Lightning pierced my body the first time I stepped onto the track in a pair of old, beat up trainers. The electrifying feeling was the most foreign sensation I had ever felt. It set a fire inside of me. I heard an aggressive, booming voice that resembled thunder all too well. So, as is tradition, the counting began.

One Mississippi . . . two Mississippi . . . three Mississippi.

Lightning had struck.

The track became the sky and I found myself running. I stopped with sharp breaths to notice the high school coach looking at me the way I looked at the storms on the porch with my dad. He shouted and out came the thunder that sent me running in the first place. I was scared for no longer than a second. I had forgotten he was thunder and I was lightning and thunder and lightning are a team. He called me over only to ask my name, but somehow I knew a connection had sparked. That feeling of being noticed had me hooked on running ever since.
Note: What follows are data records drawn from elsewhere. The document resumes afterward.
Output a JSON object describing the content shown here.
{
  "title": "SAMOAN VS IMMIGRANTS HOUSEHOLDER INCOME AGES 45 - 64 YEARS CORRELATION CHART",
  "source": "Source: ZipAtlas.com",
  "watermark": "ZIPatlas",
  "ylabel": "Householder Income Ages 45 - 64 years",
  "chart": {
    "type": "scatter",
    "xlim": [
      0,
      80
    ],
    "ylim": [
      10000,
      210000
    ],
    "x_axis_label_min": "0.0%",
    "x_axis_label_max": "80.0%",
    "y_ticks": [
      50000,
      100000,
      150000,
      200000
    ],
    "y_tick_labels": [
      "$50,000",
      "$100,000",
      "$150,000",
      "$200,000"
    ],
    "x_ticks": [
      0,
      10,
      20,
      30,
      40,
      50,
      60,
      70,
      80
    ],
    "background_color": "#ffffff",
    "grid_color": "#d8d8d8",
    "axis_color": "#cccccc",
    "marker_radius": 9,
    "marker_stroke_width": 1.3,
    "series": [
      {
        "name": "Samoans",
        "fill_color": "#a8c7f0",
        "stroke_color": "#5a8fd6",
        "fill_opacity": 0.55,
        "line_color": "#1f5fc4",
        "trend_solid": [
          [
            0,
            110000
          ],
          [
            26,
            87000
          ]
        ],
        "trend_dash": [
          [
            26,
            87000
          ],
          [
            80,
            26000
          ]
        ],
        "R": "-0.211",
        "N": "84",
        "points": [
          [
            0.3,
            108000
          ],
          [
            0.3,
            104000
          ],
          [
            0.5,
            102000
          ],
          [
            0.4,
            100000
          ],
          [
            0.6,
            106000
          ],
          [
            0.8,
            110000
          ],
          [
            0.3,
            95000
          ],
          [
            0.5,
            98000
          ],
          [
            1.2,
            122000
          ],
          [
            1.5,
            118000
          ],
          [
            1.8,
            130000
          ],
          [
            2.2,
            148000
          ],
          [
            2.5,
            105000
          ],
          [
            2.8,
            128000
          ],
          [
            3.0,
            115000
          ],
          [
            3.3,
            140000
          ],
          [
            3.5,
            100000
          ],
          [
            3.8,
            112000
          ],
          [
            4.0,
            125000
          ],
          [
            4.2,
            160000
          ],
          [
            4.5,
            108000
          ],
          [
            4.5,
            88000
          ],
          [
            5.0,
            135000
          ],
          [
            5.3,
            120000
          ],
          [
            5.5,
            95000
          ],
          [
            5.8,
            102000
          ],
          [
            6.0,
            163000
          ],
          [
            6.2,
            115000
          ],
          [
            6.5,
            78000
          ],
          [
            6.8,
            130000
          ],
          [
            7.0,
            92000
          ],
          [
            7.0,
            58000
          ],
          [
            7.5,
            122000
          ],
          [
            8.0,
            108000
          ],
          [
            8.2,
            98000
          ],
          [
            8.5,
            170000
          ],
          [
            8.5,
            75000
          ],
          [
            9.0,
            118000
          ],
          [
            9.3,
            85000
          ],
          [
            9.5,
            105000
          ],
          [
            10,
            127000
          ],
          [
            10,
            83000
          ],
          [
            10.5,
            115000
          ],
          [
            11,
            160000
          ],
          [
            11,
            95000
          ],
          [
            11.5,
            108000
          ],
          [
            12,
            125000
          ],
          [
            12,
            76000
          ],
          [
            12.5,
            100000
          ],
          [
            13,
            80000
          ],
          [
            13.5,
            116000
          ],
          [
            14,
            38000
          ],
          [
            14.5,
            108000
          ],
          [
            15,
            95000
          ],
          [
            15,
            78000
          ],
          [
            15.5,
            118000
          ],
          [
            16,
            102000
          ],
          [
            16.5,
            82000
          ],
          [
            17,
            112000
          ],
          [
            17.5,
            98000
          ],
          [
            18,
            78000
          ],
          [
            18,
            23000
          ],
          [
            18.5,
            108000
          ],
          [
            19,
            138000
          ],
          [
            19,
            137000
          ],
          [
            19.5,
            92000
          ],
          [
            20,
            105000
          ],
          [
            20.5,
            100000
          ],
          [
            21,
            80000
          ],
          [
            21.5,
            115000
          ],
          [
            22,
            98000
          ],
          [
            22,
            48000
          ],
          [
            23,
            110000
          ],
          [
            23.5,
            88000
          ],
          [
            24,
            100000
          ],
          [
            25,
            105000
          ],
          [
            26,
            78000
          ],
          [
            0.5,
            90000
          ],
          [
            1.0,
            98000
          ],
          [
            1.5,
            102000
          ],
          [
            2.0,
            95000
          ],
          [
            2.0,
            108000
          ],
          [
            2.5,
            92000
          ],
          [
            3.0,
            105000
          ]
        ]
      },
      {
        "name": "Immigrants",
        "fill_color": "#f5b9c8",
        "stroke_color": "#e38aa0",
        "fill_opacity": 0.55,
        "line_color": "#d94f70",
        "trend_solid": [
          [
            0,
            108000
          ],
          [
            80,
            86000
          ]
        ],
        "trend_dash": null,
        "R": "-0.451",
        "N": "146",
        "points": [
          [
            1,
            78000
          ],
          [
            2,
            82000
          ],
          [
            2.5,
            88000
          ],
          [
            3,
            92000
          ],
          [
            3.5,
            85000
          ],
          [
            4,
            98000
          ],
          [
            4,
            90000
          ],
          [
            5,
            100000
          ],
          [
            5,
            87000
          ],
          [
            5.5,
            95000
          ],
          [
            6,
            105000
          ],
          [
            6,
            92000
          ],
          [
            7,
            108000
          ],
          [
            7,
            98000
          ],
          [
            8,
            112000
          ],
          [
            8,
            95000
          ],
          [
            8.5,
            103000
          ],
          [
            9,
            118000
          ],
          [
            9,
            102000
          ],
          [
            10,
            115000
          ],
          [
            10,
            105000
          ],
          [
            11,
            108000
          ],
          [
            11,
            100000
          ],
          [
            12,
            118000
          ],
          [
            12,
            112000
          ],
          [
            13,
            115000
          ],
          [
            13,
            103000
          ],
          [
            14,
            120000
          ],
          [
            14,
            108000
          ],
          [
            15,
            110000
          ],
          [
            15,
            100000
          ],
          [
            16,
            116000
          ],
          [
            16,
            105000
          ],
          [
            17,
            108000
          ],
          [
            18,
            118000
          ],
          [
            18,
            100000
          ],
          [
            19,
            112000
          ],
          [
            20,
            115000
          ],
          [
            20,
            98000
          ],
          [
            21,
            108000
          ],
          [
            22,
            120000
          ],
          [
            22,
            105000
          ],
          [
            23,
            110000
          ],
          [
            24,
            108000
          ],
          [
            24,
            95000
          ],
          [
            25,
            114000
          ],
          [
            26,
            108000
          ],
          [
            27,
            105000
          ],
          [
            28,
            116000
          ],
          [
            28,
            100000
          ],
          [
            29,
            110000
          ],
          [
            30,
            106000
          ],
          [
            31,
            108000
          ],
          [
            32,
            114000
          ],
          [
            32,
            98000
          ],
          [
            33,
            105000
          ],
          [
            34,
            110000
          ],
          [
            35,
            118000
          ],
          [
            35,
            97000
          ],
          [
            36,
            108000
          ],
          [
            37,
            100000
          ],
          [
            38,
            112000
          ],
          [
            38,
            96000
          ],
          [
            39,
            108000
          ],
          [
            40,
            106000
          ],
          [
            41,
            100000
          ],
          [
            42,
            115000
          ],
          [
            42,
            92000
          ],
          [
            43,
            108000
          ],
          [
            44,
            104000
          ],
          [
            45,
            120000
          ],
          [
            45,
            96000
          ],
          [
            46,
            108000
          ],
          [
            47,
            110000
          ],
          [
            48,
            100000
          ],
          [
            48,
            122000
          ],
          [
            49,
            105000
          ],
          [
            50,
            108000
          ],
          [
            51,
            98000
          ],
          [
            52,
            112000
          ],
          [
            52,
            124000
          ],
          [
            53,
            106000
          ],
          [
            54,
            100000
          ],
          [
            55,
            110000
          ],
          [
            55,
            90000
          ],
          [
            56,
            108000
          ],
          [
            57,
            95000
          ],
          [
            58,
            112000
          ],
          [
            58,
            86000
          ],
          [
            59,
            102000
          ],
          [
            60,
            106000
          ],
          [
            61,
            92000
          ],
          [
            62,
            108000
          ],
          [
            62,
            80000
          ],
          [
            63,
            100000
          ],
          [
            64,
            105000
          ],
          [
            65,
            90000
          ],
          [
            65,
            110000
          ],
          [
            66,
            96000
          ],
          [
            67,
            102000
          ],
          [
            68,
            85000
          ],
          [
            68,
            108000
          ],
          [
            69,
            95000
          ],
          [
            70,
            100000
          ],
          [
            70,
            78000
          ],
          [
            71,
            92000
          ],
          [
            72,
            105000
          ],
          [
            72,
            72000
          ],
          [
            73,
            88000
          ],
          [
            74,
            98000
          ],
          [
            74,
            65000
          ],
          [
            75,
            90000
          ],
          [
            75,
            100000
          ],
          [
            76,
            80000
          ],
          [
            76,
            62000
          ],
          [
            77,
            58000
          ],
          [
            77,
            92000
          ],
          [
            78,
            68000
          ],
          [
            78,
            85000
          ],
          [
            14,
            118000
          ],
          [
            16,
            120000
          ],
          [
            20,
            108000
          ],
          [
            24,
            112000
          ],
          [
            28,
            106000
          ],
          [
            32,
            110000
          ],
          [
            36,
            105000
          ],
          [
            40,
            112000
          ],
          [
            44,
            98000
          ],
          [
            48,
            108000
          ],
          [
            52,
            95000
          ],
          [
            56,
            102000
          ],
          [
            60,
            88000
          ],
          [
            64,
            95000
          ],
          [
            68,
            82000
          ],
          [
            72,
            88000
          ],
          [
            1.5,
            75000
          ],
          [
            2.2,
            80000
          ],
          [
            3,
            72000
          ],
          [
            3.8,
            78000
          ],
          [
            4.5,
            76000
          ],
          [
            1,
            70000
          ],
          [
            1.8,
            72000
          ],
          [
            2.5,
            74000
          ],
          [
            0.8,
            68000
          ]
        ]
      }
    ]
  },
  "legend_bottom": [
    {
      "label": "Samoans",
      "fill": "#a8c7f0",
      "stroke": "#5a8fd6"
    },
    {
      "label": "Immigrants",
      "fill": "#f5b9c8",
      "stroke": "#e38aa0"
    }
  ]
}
The fascination of storms captivates people all over the world, just as the storm of running captivates me. The energy and life the starting line brings me is the same energy and life that happens in the sky when a storm is brewing and finally lights up. My experience with running has taught me one key thing: ability. Being able to run with the winds and endure the different terrains each course or track brings is something I am so proud to have been a part of in the past 5 years. Running isn’t the agony it is built up to be. Yes, some days I don’t feel my legs and I tell myself that I am absolutely crazy for doing this sport. But the energy I feel when it’s just me and seven other girls on the starting line makes me feel like I am lightning. I can do anything with that energy that starts at my feet and makes its way up my legs to my heart.

Lightning has struck. I have become part of the storm that has yet to end. The storm has only gotten stronger, with the flashes of lightning brighter than ever before. Running is much more than moving my legs faster than a walk. Running is the feeling I get when I’m drowning in the darkness of my bedroom and a flash illuminates the sky through the window. Running is the feeling I get when the track is pillows of clouds and I am the light phenomenon that flashes by. Three “Mississippi’s” is all it takes for the lightning to come, but also happens to be the time it takes the official to say, “Runners, to your mark, set, go.”